Gosto de filmes sobre temas difíceis, eles me estimulam a pensar sobre a vida que levo. Estudei no meu doutorado em educação o filme japonês “A partida” (2009), sensível sobre a temática da morte e o morrer. Deste estudo resultou no livro “No cinema e na vida: a difícil arte de aprender a morrer” (2015), em que estudei o cinema, a educação e a morte. Coordeno o projeto que nominei “No cinema e na vida” que iniciou em novembro de 2017, aproveitando o meu livro e a experiência com o cine debate de Brasília, onde morei por um longo tempo. Esse projeto tem como objetivo exibir filmes de diversas nacionalidades e refletir com a comunidade em geral sobre a temática exibida. Os filmes sempre me acompanham e gosto dos que me fazem pensar.

Alguns filmes são especialmente difíceis de assistir, pois tratam de temas que negamos como a morte e o morrer. Em maio entrou no novo catálogo do Netflix e encontrava-se disponível “A partida final” (2018.) Imediatamente fui atraída pelo título e o assisti.

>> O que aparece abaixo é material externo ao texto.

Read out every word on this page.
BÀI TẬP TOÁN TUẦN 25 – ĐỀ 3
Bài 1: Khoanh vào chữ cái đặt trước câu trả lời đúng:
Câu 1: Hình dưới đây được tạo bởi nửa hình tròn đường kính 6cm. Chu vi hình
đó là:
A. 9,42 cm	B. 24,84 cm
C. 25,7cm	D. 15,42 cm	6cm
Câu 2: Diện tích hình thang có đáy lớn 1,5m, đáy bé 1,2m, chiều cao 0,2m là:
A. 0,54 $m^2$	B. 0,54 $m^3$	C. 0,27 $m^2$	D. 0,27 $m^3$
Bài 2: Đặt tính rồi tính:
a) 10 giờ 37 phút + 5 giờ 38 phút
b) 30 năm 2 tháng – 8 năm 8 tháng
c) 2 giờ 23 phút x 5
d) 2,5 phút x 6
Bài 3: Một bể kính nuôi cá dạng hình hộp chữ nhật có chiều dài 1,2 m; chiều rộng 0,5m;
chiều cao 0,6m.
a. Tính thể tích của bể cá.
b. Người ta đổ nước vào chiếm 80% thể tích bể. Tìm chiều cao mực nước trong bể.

O documentário narra a fase final da vida de alguns pacientes em São Francisco que estão sobre os cuidados paliativos que consistem na assistência promovida por equipe multidisciplinar, que tem como objetivo melhoria da qualidade de vida do paciente e seus familiares quando uma doença ameaça a vida, por meio da prevenção e alívio do sofrimento e tratamento da dor e demais sintomas físicos, sociais, psicológicos e espirituais. Neste período é preciso cuidar da dor, do bem-estar, resolver pendências e permanecer com pessoas que nos façam bem quando há, pois o documentário demonstra a solidão no final da vida de alguns pacientes.

O documentário de Rob Epstein e Jeffrey Friedman trata da morte como última cena. Estamos diante de pessoas que estão vivas em suas lutas internas para lidar com sua finitude que se aproxima e com as despedidas necessárias. São apresentados os sentimentos dos enlutados. Decisões precisam ser tomadas sobre permanecer internado ou voltar para casa, doar o tumor para futuros estudos científico ou não.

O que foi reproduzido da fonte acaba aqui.